Letters

Contact us via e-mail le*****@oc******.com">(le*****@oc******.com), regular mail (Letters to the Editor, OC Weekly, P.O. Box 10788, Costa Mesa, CA 92627) or fax (714-708-8410). Letters will be edited for clarity and length. By submission of a letter, you agree that we can publish and/or license the publication of it in print and electronically. All correspondence must include your home city and a daytime phone number.

TALK OF POOP AND PEE-PEE MAKES SOME PEOPLE SLEEPY

As a political candidate whose foremost issue is the sexy topic of upgrading and repairing sewers, storm drains, and wastewater treatment facilities, I applaud your cover story (Dave Wielenga's “Flush Twice—It's a Long Way to Huntington Beach,” May 10). The sewage plume is simply the largest bit of evidence that we need to end the blame game and finger pointing and get down to some serious business about cleanup, upgrading and . . . yes, eyelids are drooping. But this is important stuff. Certainly the Weekly thinks so. And I'm glad. Keep up the good fight. (Zzzzzzz.)

Bill Orton
Seal Beach
MATTHEWS AND JAGGER: LIKE NAILS ON CHALKBOARD

I watched the Rolling Stones' PBS performance from the “Bridges to Babylon” tour a few years back and enjoyed it until this annoyingly grating singer dueted tediously with Mick Jagger on “Wild Horses.” I thought, “What in God's name could have prompted the Stones to invite onstage this nails-on-chalkboard singer?” The name of this singer was Dave Matthews. Allen Trautloff's piece was spot-on (“The Whine, the Howl,” May 10)! I savored it. I savored it knowing how Matthews' fans would be as annoyed reading it as I was annoyed listening to Matthews massacre a classic Stones song.

Mark Murphy
Corona del Mar

It wasn't the Mr. Hankey-like, corn-studded fecal cover but rather the superb Allen Trautloff review of Dave Matthews that brought a sense of completion to my year here in South OC and provided a proper sendoff. On the heels of Jim Washburn's insightful response (Letters, “Sometimes an SUV Is Just an SUV,” May 3), these two pieces define much that is wrong with OC. But it is with regrets that I am NorCal-bound, ever-pondering what the pages of OC Weekly will address in the coming weeks. I will sorely miss my Thursday ritual.

Pete Steinmetz
Mission Viejo
FATHER'S DAY

I have seen the stellar 36-year career of my father, Superior Court Judge James O. Perez, take an unfair pummeling in the press, with a few exceptions (R. Scott Moxley's “Judicial Whopper,” May 17). Finally, the truth is told! THANK YOU, THANK YOU, THANK YOU! Your article hit the mark.

Joe T. Perez
Deputy Public Defender
THANKFUL FOR PASCO . . .

I was taken aback when I read how Stan Oftelie used the Ku Klux Klan and the John Birch Society as examples of the sentiments against the proposed airport at El Toro (Mark Petracca's “Over the Edge,” May 3).
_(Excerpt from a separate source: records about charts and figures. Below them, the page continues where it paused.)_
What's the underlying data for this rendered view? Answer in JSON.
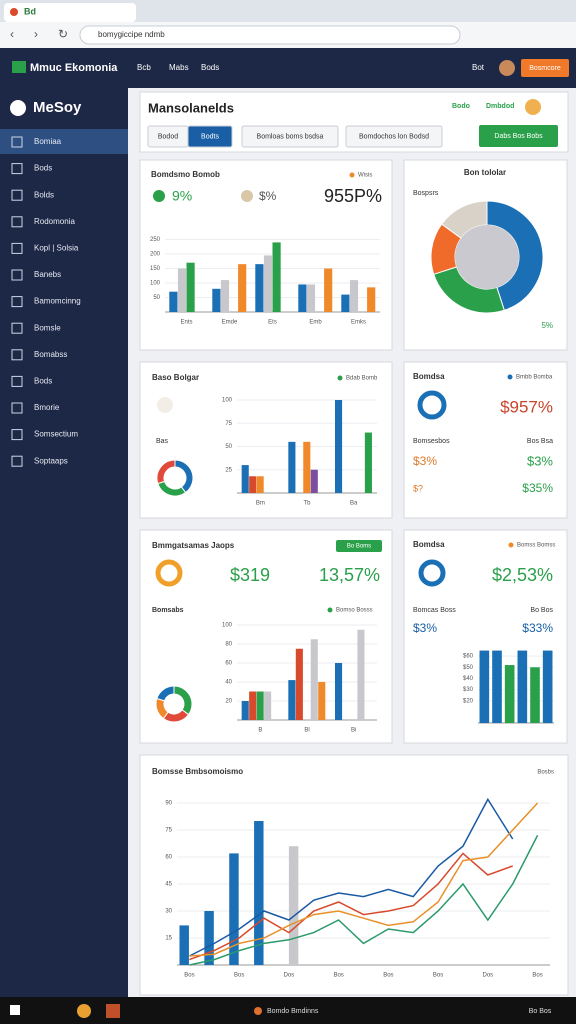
{
  "browser": {
    "tab": "Bd",
    "url": "bomygiccipe ndmb"
  },
  "app": {
    "brand": "Mmuc Ekomonia",
    "nav": [
      "Bcb",
      "Mabs",
      "Bods"
    ],
    "user": "Bot",
    "cta": "Bosmcore"
  },
  "sidebar": {
    "logo": "MeSoy",
    "items": [
      "Bomiaa",
      "Bods",
      "Bolds",
      "Rodomonia",
      "Kopl | Solsia",
      "Banebs",
      "Bamomcinng",
      "Bomsle",
      "Bomabss",
      "Bods",
      "Bmorie",
      "Somsectium",
      "Soptaaps"
    ]
  },
  "header": {
    "title": "Mansolanelds",
    "badges": [
      "Bodo",
      "Dmbdod"
    ],
    "tabs": [
      "Bodod",
      "Bodts",
      "Bomloas boms bsdsa",
      "Bomdochos lon Bodsd"
    ],
    "button": "Dabs Bos Bobs"
  },
  "card1": {
    "title": "Bomdsmo Bomob",
    "legend": "Wisis",
    "stat1": "9%",
    "stat2": "$%",
    "big": "955P%",
    "chart": {
      "type": "bar",
      "categories": [
        "Ents",
        "Emde",
        "Ets",
        "Emb",
        "Emks"
      ],
      "ylim": [
        0,
        300
      ],
      "yticks": [
        50,
        100,
        150,
        200,
        250
      ],
      "series": [
        {
          "color": "#1a6fb5",
          "values": [
            70,
            80,
            165,
            95,
            60
          ]
        },
        {
          "color": "#c8c8cc",
          "values": [
            150,
            110,
            195,
            95,
            110
          ]
        },
        {
          "color": "#2ba04a",
          "values": [
            170,
            null,
            240,
            null,
            null
          ]
        },
        {
          "color": "#f0892a",
          "values": [
            null,
            165,
            null,
            150,
            85
          ]
        }
      ]
    }
  },
  "card2": {
    "title": "Bon tololar",
    "label": "Bospsrs",
    "note": "5%",
    "chart": {
      "type": "pie",
      "values": [
        45,
        25,
        15,
        15
      ],
      "colors": [
        "#1a6fb5",
        "#2ba04a",
        "#f06a2a",
        "#d8d2c8"
      ]
    }
  },
  "card3": {
    "title": "Baso Bolgar",
    "legend": "Bdab Bomb",
    "label": "Bas",
    "donut": {
      "type": "pie",
      "values": [
        40,
        30,
        30
      ],
      "colors": [
        "#1a6fb5",
        "#2ba04a",
        "#e04a3a"
      ]
    },
    "chart": {
      "type": "bar",
      "categories": [
        "Bm",
        "Tb",
        "Ba"
      ],
      "ylim": [
        0,
        100
      ],
      "yticks": [
        25,
        50,
        75,
        100
      ],
      "series": [
        {
          "color": "#1a6fb5",
          "values": [
            30,
            55,
            100
          ]
        },
        {
          "color": "#d84a2b",
          "values": [
            18,
            null,
            null
          ]
        },
        {
          "color": "#f0892a",
          "values": [
            18,
            55,
            null
          ]
        },
        {
          "color": "#7b4fa0",
          "values": [
            null,
            25,
            null
          ]
        },
        {
          "color": "#2ba04a",
          "values": [
            null,
            null,
            65
          ]
        }
      ]
    }
  },
  "card4": {
    "title": "Bomdsa",
    "legend": "Bmbb Bomba",
    "big": "$957%",
    "row_left": "Bomsesbos",
    "row_right": "Bos Bsa",
    "a1": "$3%",
    "a2": "$3%",
    "b1": "$?",
    "b2": "$35%"
  },
  "card5": {
    "title": "Bmmgatsamas Jaops",
    "tag": "Bo Boms",
    "stat1": "$319",
    "stat2": "13,57%",
    "sub": "Bomsabs",
    "legend": "Bomso Bosss",
    "donut": {
      "type": "pie",
      "values": [
        35,
        25,
        20,
        20
      ],
      "colors": [
        "#2ba04a",
        "#e04a3a",
        "#f0892a",
        "#1a6fb5"
      ]
    },
    "chart": {
      "type": "bar",
      "categories": [
        "B",
        "Bl",
        "Bi"
      ],
      "ylim": [
        0,
        100
      ],
      "yticks": [
        20,
        40,
        60,
        80,
        100
      ],
      "series": [
        {
          "color": "#1a6fb5",
          "values": [
            20,
            42,
            60
          ]
        },
        {
          "color": "#d84a2b",
          "values": [
            30,
            75,
            null
          ]
        },
        {
          "color": "#2ba04a",
          "values": [
            30,
            null,
            null
          ]
        },
        {
          "color": "#c8c8cc",
          "values": [
            30,
            85,
            95
          ]
        },
        {
          "color": "#f0892a",
          "values": [
            null,
            40,
            null
          ]
        }
      ]
    }
  },
  "card6": {
    "title": "Bomdsa",
    "legend": "Bomss Bomss",
    "big": "$2,53%",
    "row_left": "Bomcas Boss",
    "row_right": "Bo Bos",
    "a1": "$3%",
    "a2": "$33%",
    "chart": {
      "type": "bar",
      "ylim": [
        0,
        70
      ],
      "yticks": [
        {
          "value": 20,
          "label": "$20"
        },
        {
          "value": 30,
          "label": "$30"
        },
        {
          "value": 40,
          "label": "$40"
        },
        {
          "value": 50,
          "label": "$50"
        },
        {
          "value": 60,
          "label": "$60"
        }
      ],
      "values": [
        65,
        65,
        52,
        65,
        50,
        65
      ],
      "colors": [
        "#1a6fb5",
        "#1a6fb5",
        "#2ba04a",
        "#1a6fb5",
        "#2ba04a",
        "#1a6fb5"
      ]
    }
  },
  "card7": {
    "title": "Bomsse Bmbsomoismo",
    "legend": "Bosbs",
    "chart": {
      "type": "bar",
      "categories": [
        "Bos",
        null,
        "Bos",
        null,
        "Dos",
        null,
        "Bos",
        null,
        "Bos",
        null,
        "Bos",
        null,
        "Dos",
        null,
        "Bos"
      ],
      "ylim": [
        0,
        100
      ],
      "yticks": [
        15,
        30,
        45,
        60,
        75,
        90
      ],
      "series": [
        {
          "color": "#1a6fb5",
          "values": [
            22,
            30,
            62,
            80,
            null,
            null,
            null,
            null,
            null,
            null,
            null,
            null,
            null,
            null,
            null
          ]
        },
        {
          "color": "#c8c8cc",
          "values": [
            null,
            null,
            null,
            null,
            66,
            null,
            null,
            null,
            null,
            null,
            null,
            null,
            null,
            null,
            null
          ]
        },
        {
          "type": "line",
          "color": "#d84a2b",
          "values": [
            3,
            8,
            15,
            26,
            18,
            30,
            35,
            28,
            30,
            33,
            45,
            62,
            50,
            55,
            null
          ]
        },
        {
          "type": "line",
          "color": "#1a5aa5",
          "values": [
            5,
            12,
            20,
            30,
            25,
            36,
            40,
            38,
            42,
            38,
            55,
            66,
            92,
            70,
            null
          ]
        },
        {
          "type": "line",
          "color": "#e8902a",
          "values": [
            5,
            6,
            12,
            15,
            22,
            28,
            30,
            26,
            22,
            24,
            35,
            58,
            60,
            75,
            90
          ]
        },
        {
          "type": "line",
          "color": "#2b9a6a",
          "values": [
            0,
            3,
            8,
            12,
            14,
            18,
            25,
            12,
            20,
            18,
            30,
            45,
            25,
            45,
            72
          ]
        }
      ]
    }
  },
  "taskbar": {
    "app": "Bomdo Bmdinns",
    "time": "Bo Bos"
  }
}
I disagree, however, with Petracca's condemning the messenger. We should be grateful to LA Times reporter Jean Pasco for exposing the pro-airport forces for what they are—not just insensitive and offensive, but clueless—and why they lost.

Hanna Hill
via e-mail

Mark Petracca responds: Ah, yes, the innocent-messenger defense. Pasco is no innocent. She didn't present Oftelie's opinion of South County voters as an outrageous slander. Indeed, she told her readers that the man comparing the South County anti-airport movement to the Klan was something of a scholar—”an armchair historian of Orange County,” she called him. Even if Pasco was simply the dutiful messenger, where the heck were theTimes' editors?




BIRTHDAY CARD

Hi, Rich Kane! Sorry it took so long to get back to you, I've been very busy recruiting (“No Cake for Adolf,” April 26)!
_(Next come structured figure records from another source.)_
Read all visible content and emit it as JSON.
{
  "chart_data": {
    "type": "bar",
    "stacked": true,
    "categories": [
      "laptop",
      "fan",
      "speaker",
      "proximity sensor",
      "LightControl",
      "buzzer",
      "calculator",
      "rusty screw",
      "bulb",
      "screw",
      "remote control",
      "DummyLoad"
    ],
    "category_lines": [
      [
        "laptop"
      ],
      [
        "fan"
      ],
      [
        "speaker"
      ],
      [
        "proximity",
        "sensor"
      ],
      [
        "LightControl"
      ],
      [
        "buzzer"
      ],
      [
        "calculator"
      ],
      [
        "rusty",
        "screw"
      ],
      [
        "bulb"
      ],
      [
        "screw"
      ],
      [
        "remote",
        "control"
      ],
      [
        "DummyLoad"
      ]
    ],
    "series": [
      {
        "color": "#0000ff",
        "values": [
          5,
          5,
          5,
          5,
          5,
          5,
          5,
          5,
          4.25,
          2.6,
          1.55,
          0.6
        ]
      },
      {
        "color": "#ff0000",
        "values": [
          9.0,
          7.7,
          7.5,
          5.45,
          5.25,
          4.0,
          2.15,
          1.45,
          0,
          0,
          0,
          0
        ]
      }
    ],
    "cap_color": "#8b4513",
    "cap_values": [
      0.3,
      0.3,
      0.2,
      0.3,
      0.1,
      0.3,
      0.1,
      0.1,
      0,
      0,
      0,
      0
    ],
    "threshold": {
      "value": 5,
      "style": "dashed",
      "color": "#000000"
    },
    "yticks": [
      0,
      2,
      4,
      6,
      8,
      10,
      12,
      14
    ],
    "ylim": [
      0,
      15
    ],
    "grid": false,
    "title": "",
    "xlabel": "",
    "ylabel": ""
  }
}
As you can see, this is a picture of the cake we had at our celebration. . . . Hitler had his cake, AND we ate it, too!

Hail victory,

Aryan Nations-California AND NOW . . . A SMART GUY

I haven't read the Brecht Yearbook refutation of John Fuegi's massive biography, Brecht and Company, cited by Professor Robert Cohen in his rebuttal of my review (Letters, May 10). While my follow-up search for the specific journal issue came up empty-handed, I have, however, read Fuegi's book cover to cover and find its arguments that Brecht stole his mistresses' work convincing. Even a dunce reading Brecht's various plays could see they weren't written by the same person. I would have welcomed evidence disproving the book, but Cohen doesn't supply any, so I assume he hasn't read it. But then it doesn't sound like he's read the refutation he namedrops, either: the wording of his letter is similar to an online description of the book, suggesting he cribbed his info from the Internet. Failing to back up his arguments, Cohen just circles the wagons—like many of the Brecht scholars before him—adding nothing to the debate except the same old accusations and indignation.